Ibn al-Tayyib, for example, made an abridged version of the canons, laws and important texts of Christianity into Arabic because he believed those who didn’t know Syriac, Coptic or Greek were “abandoning” sacred texts. Still, many Christians in the Middle East preferred to use Syriac for church matters and Arabic for professional ones. This trend continued until what Tannous called the “intermediate period,” where churches started to use Arabic more and more. This was followed by a series of historical events — violence against Christians in the Middle East, the invasion of the Mongols and the Black Death — which made Christians a minority in the Middle East. The Christians that remained, though, preferred to use Arabic in all matters.
Tannous used pictures of many primary sources throughout his lecture, including Syriac manuscripts overwritten with Arabic, religious and academic documents written in both languages, Syriac-Arabic dictionaries and many texts written in both Syriac and Karshuni, which is Arabic text written in the Syriac alphabet. Through these sources, he showed that biblical manuscripts were altered in their translations to Arabic to sound more like the Quran by using Muslim names for God and Christian prophets, to make the text more familiar for Muslim readers.
Towards the end of his lecture, Tannous emphasized that the transformation from Syriac to Arabic and from Syriac into Arabic was not uniform over all of the Middle East. The shift happened in different regions at different times, and sometimes even churches in the same ecclesiastical communities would have varied rates of change. Tannous continued, saying that in certain places, Arabic texts had to be “translated back into Syriac,” because the people of that region had not yet adopted Arabic.

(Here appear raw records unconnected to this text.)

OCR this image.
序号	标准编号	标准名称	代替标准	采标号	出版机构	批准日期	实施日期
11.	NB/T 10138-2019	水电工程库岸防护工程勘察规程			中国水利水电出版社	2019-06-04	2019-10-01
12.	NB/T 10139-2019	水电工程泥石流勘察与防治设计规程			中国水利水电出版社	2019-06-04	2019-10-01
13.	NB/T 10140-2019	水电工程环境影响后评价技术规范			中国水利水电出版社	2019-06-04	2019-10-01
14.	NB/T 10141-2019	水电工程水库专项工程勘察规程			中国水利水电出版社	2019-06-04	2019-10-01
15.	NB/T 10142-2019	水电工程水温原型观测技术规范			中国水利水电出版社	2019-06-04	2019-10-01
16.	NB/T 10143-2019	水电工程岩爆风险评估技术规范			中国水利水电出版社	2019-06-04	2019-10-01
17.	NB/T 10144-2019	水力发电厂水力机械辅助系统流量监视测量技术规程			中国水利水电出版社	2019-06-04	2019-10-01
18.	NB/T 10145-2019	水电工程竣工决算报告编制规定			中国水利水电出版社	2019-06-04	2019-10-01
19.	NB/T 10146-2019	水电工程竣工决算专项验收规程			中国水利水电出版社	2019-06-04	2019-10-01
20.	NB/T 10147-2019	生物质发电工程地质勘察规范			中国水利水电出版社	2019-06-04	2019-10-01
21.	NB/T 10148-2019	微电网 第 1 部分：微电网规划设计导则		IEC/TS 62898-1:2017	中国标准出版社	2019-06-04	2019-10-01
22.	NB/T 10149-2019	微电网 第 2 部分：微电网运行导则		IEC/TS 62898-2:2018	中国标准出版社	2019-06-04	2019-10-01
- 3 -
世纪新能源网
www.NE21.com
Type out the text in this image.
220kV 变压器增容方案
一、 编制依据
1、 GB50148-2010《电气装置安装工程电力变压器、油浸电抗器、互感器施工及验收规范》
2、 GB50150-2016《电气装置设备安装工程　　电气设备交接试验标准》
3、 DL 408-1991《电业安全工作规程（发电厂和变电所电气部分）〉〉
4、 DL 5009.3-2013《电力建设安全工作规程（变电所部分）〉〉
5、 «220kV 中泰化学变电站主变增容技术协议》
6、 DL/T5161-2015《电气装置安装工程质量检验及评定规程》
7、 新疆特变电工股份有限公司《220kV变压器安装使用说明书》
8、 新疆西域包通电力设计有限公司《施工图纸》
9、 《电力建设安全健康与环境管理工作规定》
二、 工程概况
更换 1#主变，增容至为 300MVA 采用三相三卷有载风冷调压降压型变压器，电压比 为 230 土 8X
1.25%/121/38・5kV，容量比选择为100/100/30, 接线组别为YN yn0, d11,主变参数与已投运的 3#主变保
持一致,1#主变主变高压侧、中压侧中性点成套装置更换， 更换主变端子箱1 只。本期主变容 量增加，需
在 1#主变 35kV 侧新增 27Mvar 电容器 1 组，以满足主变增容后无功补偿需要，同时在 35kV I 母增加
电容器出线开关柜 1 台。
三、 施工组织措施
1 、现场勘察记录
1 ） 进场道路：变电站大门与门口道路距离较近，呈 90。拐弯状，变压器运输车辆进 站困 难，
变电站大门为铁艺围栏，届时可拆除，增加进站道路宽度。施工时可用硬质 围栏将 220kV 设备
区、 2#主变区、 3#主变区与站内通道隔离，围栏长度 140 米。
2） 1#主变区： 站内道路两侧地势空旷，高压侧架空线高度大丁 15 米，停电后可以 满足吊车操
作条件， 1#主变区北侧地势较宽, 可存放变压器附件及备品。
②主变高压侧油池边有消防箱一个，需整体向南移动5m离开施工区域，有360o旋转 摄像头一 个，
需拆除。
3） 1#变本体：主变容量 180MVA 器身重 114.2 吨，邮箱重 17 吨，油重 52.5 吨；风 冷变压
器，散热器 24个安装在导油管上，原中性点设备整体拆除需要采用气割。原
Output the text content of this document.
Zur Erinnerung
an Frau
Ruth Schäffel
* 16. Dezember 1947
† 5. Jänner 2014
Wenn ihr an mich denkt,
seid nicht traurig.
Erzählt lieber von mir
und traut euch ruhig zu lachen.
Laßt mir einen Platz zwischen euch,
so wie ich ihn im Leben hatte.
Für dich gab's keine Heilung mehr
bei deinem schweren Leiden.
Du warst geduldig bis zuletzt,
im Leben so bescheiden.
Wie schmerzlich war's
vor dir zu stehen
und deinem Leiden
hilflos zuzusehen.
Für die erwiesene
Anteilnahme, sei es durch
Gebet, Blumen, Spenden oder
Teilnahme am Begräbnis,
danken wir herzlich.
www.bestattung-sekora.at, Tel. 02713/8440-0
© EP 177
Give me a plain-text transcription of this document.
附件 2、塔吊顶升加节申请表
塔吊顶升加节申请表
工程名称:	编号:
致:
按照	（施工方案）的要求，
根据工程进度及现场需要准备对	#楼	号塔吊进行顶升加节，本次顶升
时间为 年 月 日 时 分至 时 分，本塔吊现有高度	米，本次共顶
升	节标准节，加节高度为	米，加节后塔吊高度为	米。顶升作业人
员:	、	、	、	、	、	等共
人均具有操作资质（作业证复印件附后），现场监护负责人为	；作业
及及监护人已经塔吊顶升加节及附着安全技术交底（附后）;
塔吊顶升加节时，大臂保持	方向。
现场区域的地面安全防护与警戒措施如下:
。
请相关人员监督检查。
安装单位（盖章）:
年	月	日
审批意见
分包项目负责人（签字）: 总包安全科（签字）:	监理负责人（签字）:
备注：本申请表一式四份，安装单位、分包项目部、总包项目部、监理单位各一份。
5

Tannous described three basic phases of the Syriac to Arabic language shift. The first phase started when Arabic forces first colonized Syriac-speaking Christian Middle Eastern communities. The second phase was the gradual seepage of the Arabic language into the secular, professional and religious lives of Christians. The last phase, which Tannous claims “we are still living in,” is that of Middle Eastern Christians using Arabic as their primary language in all areas of life. In the present day, that is hard to track because of the diaspora of Middle Eastern Christians, but Tannous insists that Syrio-Arabic translations of crucial texts are still happening.